Jeffrey S. Weber, MD, PhD, deputy director and co-director of the Melanoma Program, NYU Langone’s Perlmutter Cancer Center, 2016 Giant of Cancer Care® in Melanoma, discusses the phase III EORTC1325/KEYNOTE-054 trial, which looked at adjuvant pembrolizumab (Keytruda) in patients with stage III melanoma.
In the trial, investigators evaluated pembrolizumab versus placebo as adjuvant therapy in patients with stage III resected high-risk melanoma, as determined by the American Joint Committee on Cancer seventh edition staging criteria, explains Weber. The primary endpoint was recurrence-free survival (RFS). Data from the trial, which were published in The New England Journal of Medicine, served as the basis for the FDA approval of pembrolizumab as adjuvant therapy in this indication in February 2019, says Weber.
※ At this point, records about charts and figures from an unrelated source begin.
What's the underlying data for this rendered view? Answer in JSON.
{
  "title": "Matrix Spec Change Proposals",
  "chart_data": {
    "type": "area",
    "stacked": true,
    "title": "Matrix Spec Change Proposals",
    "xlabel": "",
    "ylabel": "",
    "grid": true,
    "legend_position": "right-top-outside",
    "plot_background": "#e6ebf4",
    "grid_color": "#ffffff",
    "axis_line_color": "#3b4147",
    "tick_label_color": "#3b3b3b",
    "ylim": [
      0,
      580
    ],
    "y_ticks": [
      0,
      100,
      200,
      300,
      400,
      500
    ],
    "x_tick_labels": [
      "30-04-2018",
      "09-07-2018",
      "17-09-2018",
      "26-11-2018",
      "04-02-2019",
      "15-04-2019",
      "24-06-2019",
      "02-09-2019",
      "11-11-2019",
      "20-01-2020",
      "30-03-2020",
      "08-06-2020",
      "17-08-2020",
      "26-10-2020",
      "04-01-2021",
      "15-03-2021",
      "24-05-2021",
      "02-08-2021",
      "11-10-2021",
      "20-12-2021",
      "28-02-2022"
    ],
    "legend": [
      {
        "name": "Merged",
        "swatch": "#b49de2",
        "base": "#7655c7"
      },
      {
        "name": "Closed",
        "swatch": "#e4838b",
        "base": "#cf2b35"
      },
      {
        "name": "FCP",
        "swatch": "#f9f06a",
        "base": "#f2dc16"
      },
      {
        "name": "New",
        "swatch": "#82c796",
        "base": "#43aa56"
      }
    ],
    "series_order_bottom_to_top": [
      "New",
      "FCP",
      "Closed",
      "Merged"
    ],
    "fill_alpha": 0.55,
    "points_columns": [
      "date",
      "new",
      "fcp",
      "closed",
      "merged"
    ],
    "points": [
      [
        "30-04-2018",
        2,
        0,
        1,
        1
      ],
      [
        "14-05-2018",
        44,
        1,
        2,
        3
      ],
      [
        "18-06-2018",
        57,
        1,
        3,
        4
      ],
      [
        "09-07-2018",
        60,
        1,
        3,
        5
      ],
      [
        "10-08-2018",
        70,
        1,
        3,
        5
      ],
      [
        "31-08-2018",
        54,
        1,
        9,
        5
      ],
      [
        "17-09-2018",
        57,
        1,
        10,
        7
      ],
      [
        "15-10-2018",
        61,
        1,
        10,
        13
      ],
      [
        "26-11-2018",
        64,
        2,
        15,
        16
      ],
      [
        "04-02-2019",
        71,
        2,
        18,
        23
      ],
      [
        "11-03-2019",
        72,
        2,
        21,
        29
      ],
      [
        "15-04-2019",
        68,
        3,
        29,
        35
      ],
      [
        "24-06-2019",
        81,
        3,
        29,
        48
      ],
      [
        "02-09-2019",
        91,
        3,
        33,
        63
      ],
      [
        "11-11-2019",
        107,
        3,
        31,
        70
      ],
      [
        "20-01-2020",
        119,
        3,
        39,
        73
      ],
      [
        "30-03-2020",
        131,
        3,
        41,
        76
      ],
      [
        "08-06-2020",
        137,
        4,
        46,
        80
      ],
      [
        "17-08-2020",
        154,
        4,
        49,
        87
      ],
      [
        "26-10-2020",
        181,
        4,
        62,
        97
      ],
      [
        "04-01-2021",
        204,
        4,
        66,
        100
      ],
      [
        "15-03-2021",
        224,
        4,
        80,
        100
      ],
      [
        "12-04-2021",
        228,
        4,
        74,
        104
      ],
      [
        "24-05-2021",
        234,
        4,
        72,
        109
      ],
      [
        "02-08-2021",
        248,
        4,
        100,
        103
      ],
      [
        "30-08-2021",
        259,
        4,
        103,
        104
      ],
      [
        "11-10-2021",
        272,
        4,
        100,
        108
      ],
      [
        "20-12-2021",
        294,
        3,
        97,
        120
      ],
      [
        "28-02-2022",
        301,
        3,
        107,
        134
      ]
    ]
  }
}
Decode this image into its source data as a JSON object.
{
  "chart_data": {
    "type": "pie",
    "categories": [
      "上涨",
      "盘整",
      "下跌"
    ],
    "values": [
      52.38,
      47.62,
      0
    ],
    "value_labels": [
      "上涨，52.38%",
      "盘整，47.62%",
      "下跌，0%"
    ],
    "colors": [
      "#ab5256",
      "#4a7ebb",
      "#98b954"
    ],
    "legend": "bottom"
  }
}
At a median follow-up of 15 months, pembrolizumab showed a 43% reduction in the risk of disease recurrence or death compared with placebo in patients with resected, high-risk stage III melanoma. Notably, the 18-month RFS rate was 71.4% with pembrolizumab versus 53.2% with placebo. These data demonstrate that pembrolizumab is an effective adjuvant therapy for patients with stage III melanoma, concludes Weber.